The Caribbean Catastrophe Risk Insurance Facility (CCRIF) will closely examine issuing a catastrophe bond during its next reinsurance renewal after completing a multi-year internal modeling project.

“In the past we knew we would change the model, but now that it’s locked in we feel that during the next renewal we are in a position to explore getting three years over cover,” says Simon Young, Ph.D., facility supervisor. “That would help us a lot in getting the core part of our portfolio covered.”

Young says that the CCRIF examined the use to insurance-linked securities during its last renewal period but determined that its newly completed internal parametric modeling system would first need to be accepted by traditional reinsurance carriers.

“The new model as gotten the traditional reinsurance support and some buy-in from the capital markets side,” Young adds. “[Insurance-linked securities] are in our short and medium-term plans and we know our system will be able to handle that.”

Last week the CCRIF announced that it had completed work on its “second generation” model to measure hurricane and earthquake risks specific to the Caribbean region.

Young says that the new model was developed internally with the assistance of Kinetic Analysis Corporation and includes modules at a higher resolution with the inclusion of storm surge estimates that will enable CCRIF to more develop an excess rainfall policy for member countries that is expected to be available by the end of 2010.
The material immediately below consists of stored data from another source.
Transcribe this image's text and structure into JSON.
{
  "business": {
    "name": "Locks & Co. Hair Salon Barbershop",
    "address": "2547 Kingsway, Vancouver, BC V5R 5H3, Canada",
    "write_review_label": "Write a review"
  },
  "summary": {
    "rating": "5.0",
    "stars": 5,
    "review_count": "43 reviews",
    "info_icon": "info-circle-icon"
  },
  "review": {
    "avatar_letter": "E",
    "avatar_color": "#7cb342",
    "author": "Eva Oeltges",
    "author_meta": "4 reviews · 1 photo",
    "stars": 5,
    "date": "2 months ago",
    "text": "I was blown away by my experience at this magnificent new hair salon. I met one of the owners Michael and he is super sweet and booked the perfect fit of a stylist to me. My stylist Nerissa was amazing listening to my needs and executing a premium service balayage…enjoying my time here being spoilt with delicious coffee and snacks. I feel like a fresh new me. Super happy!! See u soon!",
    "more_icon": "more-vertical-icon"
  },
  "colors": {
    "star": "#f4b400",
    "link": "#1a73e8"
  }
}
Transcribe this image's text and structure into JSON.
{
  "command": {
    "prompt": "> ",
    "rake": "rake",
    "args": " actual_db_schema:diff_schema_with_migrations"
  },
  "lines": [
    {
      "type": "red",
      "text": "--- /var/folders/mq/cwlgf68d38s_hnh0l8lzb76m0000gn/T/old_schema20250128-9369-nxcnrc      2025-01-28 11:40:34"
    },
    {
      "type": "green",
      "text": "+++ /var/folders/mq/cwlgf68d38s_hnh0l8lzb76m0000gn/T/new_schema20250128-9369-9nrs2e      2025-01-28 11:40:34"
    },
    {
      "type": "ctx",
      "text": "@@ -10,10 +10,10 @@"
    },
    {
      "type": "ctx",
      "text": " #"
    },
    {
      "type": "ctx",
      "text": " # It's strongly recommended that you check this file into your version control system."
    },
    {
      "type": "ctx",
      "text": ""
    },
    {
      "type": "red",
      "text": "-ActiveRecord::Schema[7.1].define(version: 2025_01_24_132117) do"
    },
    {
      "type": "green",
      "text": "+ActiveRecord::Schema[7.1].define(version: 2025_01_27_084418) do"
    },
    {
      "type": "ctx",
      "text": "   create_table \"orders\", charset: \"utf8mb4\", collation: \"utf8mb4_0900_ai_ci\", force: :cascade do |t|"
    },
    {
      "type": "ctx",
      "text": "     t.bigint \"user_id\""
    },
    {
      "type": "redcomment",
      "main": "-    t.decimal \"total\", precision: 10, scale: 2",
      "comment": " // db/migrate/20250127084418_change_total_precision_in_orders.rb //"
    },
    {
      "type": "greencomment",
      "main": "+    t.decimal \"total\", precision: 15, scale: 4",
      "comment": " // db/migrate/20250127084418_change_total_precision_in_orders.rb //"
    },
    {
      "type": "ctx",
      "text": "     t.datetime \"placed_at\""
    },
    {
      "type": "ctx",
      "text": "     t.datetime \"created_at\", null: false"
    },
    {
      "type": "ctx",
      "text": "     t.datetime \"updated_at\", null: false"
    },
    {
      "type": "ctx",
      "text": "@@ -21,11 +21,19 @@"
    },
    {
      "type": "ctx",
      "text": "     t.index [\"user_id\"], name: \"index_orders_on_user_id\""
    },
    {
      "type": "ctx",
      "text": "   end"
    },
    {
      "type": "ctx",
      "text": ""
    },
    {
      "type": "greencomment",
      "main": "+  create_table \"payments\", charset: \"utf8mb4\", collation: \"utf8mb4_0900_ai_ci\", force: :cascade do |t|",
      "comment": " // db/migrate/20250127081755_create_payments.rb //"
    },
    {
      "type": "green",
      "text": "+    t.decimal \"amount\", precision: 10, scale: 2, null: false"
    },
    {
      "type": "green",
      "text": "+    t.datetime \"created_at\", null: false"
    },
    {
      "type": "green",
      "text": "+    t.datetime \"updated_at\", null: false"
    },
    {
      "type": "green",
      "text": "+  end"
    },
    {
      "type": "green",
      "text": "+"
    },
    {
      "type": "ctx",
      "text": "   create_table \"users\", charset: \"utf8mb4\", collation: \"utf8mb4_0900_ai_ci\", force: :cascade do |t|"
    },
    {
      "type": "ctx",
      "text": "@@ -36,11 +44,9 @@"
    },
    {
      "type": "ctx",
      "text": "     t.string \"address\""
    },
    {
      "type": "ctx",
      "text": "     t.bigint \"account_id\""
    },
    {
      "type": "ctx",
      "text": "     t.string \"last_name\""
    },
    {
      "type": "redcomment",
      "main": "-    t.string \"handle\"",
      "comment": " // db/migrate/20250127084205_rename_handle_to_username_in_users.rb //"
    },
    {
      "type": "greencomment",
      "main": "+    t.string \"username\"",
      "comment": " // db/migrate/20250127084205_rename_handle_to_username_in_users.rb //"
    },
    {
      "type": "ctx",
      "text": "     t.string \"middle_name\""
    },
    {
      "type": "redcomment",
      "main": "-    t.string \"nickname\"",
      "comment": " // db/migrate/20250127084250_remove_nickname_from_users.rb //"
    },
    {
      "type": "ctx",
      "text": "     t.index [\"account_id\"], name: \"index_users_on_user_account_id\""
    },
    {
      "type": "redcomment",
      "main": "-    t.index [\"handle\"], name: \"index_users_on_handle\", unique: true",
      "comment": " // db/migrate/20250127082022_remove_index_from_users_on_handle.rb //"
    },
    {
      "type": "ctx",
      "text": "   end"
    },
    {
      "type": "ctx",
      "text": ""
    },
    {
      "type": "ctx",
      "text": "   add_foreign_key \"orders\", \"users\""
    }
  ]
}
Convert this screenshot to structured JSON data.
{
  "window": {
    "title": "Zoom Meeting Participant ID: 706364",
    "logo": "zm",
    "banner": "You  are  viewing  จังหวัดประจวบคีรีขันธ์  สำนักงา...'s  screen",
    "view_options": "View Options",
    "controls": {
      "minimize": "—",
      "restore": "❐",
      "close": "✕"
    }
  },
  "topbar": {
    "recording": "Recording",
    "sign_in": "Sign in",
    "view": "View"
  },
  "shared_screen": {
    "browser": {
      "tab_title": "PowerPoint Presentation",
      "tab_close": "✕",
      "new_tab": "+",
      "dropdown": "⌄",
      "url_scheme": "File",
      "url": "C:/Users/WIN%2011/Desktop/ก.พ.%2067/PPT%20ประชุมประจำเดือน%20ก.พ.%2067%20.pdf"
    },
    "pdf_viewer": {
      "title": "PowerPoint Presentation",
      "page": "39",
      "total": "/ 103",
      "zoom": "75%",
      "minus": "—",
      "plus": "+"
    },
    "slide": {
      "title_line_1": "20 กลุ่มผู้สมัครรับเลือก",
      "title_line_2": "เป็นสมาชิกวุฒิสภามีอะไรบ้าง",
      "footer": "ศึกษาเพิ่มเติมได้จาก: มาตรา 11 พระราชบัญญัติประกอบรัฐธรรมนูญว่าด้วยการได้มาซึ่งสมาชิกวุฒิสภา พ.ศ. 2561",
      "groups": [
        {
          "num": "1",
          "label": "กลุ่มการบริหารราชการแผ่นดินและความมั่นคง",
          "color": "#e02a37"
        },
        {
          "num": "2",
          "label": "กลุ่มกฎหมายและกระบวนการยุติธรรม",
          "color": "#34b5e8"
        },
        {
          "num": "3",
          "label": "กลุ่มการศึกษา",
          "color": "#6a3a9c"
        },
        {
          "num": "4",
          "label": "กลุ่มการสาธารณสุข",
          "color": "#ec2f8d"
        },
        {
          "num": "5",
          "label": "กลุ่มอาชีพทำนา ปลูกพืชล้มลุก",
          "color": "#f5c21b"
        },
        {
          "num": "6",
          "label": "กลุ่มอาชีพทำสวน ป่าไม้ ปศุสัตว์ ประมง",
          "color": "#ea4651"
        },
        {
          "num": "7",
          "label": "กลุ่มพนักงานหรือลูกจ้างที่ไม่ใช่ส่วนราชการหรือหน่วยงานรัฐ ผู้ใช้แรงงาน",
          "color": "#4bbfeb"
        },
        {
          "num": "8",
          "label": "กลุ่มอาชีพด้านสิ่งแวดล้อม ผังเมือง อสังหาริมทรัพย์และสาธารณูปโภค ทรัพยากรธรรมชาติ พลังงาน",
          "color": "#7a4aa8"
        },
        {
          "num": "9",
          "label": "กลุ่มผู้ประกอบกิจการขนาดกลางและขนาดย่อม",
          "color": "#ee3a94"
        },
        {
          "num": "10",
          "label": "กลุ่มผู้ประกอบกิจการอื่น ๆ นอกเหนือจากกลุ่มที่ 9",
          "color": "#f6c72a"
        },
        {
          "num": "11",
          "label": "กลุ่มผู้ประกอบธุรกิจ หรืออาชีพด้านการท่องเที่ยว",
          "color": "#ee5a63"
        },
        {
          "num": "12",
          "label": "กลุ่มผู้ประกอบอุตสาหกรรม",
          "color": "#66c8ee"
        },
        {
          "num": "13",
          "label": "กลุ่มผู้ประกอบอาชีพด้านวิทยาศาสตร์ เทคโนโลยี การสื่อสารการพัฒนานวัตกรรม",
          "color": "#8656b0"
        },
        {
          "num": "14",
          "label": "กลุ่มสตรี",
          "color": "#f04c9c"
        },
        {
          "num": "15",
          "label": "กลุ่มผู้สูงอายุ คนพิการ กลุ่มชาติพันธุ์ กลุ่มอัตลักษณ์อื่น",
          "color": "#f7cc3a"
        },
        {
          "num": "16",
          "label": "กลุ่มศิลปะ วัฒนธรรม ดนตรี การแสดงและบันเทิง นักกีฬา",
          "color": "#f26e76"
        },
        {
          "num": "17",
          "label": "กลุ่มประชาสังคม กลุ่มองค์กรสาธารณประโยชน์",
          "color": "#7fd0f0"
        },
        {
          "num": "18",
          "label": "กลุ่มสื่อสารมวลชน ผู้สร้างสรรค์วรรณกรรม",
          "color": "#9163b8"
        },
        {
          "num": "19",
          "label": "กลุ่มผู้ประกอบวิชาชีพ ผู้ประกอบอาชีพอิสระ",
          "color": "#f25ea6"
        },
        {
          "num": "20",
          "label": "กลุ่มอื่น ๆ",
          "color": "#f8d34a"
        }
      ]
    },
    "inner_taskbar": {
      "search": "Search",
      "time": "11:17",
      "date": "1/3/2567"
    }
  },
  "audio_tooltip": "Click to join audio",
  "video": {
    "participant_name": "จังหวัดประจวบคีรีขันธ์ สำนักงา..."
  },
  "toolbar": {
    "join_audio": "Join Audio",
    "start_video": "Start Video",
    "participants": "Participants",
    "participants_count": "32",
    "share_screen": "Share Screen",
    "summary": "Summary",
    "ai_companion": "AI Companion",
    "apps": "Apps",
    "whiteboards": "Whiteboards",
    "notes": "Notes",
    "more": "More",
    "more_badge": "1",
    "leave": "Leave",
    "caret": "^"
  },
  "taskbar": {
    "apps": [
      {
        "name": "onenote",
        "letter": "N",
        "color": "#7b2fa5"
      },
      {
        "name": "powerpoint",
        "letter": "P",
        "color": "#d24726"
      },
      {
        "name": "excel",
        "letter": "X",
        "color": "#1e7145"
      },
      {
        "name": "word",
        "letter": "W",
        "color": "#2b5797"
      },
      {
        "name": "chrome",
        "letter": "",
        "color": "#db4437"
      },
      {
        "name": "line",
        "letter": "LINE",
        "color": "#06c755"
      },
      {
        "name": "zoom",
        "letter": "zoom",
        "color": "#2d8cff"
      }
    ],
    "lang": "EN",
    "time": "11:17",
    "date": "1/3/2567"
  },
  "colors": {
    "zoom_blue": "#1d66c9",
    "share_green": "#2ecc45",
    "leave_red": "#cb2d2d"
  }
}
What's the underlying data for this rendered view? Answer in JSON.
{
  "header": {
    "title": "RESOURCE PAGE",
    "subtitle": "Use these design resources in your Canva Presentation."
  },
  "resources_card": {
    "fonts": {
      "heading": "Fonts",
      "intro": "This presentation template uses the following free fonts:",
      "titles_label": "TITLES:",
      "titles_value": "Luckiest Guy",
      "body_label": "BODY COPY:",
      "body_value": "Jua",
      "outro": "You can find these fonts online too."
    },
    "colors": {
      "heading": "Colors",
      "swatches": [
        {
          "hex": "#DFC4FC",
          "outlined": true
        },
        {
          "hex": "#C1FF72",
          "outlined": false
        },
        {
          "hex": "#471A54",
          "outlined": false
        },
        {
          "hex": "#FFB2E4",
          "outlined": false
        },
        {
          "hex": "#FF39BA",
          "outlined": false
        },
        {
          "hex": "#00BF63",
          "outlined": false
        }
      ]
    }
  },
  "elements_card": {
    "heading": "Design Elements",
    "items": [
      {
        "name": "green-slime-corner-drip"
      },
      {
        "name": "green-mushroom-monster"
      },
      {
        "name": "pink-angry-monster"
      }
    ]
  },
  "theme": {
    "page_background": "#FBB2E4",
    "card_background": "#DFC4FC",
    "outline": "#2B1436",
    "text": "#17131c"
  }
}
“The external models don’t concentrate on the resolution that we need for the Caribbean. We need to follow national level losses instead of the insurance portfolio losses,” Young says. He adds that the newly completed internal model will be an open platform that can be used as a framework for research to be accessed by academic institutions in the region.

Previously, the CCRIF had used an index-based model provided by Oakland, Calif-based Eqecat which had won the original bidding process when the CCRIF was created by The World Bank.

“Eqecat had given us a locked-down model, but storm surge is a very important factor of losses in the Caribbean and member countries had raised that as an issue early on, Young explains. “We felt that any of the propriety model did address storm surge as we needed.

A COMPLEX MODEL CHANGE

Changing to the internal model “significantly complicated” reinsurance pricing during this year’s renewal.

“The biggest single change is that the model that we used up until this year used a short term hurricane outlook, while the new model uses a full historical outlook,” Young says.

Added to the mix was a move from an index to parametric trigger and the inclusion of storm surge as an explicit loss generator in the new model.

The change in the model created an pricing “uplift” of 25 percent to 30 percent on the CCRIF’s reinsurance contracts, while at the same time the pool decreased prices for member countries on an average of 10 percent.

Young adds that premium prices for the pool have been set as “low as we can for long-term sustainability” of the program and that the goal of the CCRIF is not to make an underwriting profit.

“We started at a relatively high premium price because as a pool we wanted to generate capital early on, and we have progressively lowered that until we get to where what we think is a long-term sustainable level,’ Young says. “We are using very little of our capital right now.”